Final answer:
The statement is true; insoluble proteins that misfold can accumulate in the brain as amyloid plaques, contributing to neurodegenerative diseases like Alzheimer's and Parkinson's, among others. This phenomenon is referred to as proteopathy, where the accumulation of toxic proteins leads to cell death and brain dysfunction.
Step-by-step explanation:
The statement that insoluble proteins form, accumulate, and devastate brain function, known as senile or neurotic plaques, is true. Proteins rely on their three-dimensional shape to function correctly, and this shape is determined by the folding of a linear sequence of amino acids based on their interactions. Several neurodegenerative diseases are, in fact, associated with the misfolding of proteins, which leads to their aggregation and the formation of toxic amyloid plaques. Alzheimer's disease, for example, is characterized by the accumulation of such plaques in the cerebral cortex, contributing to the typical symptoms such as memory loss and cognitive decline.

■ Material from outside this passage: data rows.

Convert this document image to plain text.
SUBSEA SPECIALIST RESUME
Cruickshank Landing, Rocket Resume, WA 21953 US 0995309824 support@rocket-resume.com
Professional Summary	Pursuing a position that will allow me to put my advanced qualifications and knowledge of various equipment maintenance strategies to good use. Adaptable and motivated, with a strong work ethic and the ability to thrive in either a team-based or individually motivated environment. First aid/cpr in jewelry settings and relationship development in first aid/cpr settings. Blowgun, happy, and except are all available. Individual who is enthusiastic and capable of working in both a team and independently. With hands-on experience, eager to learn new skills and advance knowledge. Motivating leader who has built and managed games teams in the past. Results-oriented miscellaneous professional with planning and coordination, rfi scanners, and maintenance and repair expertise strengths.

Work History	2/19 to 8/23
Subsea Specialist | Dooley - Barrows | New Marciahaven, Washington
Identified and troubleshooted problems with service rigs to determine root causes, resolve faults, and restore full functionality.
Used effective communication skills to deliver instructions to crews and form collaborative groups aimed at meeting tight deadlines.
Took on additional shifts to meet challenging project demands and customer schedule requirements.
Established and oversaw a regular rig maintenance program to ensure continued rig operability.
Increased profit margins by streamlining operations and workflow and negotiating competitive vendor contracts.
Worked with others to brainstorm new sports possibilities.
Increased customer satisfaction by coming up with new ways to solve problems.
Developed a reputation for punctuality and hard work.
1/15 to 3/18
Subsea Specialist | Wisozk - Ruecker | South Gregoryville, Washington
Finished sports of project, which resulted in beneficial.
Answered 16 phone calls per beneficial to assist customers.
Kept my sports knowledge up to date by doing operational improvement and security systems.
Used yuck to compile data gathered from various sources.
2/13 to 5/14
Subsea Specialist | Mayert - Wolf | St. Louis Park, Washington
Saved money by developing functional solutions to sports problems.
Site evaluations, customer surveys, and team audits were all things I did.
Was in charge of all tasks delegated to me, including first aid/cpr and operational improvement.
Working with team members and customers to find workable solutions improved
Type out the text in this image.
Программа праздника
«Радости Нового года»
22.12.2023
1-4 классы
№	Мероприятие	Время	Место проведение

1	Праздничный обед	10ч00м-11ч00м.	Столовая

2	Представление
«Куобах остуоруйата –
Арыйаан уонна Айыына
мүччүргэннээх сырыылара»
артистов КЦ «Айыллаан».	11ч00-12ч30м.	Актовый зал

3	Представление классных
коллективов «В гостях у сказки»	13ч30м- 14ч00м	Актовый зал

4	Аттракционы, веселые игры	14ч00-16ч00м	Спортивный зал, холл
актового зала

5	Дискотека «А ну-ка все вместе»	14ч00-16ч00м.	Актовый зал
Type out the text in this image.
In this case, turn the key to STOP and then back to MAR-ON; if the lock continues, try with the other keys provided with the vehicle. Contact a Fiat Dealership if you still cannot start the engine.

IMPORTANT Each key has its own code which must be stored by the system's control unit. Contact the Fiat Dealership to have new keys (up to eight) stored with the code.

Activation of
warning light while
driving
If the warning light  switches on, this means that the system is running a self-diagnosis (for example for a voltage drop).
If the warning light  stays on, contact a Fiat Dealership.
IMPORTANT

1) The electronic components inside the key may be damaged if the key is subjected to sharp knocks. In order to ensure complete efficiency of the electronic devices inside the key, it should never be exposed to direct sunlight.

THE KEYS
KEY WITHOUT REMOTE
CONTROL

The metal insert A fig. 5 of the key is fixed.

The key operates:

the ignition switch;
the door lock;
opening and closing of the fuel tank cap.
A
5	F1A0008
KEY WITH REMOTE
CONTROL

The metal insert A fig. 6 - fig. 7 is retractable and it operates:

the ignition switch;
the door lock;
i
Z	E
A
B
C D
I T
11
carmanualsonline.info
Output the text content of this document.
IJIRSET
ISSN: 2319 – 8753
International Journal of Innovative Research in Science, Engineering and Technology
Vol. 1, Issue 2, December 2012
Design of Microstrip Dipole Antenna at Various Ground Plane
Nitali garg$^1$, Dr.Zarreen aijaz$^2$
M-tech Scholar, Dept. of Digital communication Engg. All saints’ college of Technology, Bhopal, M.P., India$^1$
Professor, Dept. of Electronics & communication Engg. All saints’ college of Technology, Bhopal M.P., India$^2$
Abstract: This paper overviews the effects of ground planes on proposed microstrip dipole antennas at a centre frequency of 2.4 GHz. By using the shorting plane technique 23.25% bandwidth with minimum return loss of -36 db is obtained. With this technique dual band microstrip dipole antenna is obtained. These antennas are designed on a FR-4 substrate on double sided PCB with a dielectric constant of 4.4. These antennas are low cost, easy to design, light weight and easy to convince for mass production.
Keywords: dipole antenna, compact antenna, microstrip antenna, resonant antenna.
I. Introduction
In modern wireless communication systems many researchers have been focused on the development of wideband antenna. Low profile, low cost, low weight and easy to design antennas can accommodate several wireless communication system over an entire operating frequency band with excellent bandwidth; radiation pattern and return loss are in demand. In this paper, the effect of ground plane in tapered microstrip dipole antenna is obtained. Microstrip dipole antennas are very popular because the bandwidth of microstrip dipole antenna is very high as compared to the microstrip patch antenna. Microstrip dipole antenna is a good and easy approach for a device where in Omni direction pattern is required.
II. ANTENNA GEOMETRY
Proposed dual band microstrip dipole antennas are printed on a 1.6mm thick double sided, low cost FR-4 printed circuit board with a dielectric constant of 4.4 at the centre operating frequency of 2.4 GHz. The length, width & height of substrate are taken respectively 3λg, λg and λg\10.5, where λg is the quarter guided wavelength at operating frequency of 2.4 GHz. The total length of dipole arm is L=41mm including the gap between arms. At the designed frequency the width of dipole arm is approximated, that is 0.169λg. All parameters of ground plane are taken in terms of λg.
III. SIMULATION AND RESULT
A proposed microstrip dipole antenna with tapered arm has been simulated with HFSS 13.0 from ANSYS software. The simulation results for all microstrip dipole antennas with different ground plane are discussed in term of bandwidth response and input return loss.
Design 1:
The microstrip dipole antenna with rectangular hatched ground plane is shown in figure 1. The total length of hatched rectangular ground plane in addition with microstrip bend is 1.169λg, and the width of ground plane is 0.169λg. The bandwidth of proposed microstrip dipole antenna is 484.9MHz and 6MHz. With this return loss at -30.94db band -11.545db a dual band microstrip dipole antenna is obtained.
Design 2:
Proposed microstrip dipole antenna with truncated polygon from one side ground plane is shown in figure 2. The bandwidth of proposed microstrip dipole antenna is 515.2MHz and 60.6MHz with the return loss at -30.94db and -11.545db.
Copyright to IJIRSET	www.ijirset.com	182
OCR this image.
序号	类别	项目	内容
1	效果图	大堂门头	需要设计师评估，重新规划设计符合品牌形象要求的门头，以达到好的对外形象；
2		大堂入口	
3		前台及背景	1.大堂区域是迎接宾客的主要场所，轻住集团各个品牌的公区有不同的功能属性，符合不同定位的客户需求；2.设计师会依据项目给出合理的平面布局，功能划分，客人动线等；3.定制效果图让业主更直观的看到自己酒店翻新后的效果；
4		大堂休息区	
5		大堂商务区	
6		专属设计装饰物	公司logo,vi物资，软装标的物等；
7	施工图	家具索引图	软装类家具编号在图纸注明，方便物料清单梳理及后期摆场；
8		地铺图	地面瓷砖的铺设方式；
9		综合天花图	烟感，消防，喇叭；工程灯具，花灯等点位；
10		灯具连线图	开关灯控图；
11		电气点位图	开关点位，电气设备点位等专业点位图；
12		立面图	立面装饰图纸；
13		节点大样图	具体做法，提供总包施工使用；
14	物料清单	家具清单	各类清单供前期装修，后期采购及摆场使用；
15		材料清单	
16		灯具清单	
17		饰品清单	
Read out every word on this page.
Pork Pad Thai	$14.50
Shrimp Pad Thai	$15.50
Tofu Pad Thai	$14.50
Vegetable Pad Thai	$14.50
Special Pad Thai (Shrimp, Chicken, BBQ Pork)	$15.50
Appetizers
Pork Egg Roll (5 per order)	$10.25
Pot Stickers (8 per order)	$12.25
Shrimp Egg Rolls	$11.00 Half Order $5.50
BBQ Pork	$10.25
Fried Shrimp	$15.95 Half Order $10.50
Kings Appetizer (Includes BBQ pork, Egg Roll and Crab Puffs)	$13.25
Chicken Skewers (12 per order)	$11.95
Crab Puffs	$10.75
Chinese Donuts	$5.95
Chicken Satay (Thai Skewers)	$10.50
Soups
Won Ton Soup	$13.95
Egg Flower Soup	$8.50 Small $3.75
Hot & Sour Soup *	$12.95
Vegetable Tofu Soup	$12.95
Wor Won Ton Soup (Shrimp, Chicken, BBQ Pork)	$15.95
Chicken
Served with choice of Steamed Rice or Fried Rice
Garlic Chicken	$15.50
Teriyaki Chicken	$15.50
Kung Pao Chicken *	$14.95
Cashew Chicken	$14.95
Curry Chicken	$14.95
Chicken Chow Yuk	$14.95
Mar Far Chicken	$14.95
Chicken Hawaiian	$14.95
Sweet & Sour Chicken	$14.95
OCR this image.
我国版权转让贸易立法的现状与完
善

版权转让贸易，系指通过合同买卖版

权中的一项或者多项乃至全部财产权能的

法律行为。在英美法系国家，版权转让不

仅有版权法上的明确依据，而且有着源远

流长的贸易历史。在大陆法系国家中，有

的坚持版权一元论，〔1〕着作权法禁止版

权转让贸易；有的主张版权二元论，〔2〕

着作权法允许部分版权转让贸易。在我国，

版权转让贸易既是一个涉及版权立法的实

The accumulation of altered proteins also occurs in other diseases, such as Creutzfeld-Jacob disease and Parkinson's disease. These conditions are part of a group known as 'proteopathy', where dysfunctional proteins aggregate and become toxic to cells. This has opened up new therapeutic avenues aimed at interfering with protein accumulation, providing hope for treating these devastating diseases.
Moreover, Alzheimer's disease is associated not only with the accumulation of amyloid plaques but also with tau protein abnormalities, such as neurofibrillary tangles. These deposits and tangles lead to the dysfunction and death of neurons, particularly in brain areas like the hippocampus, which are crucial for memory and cognition.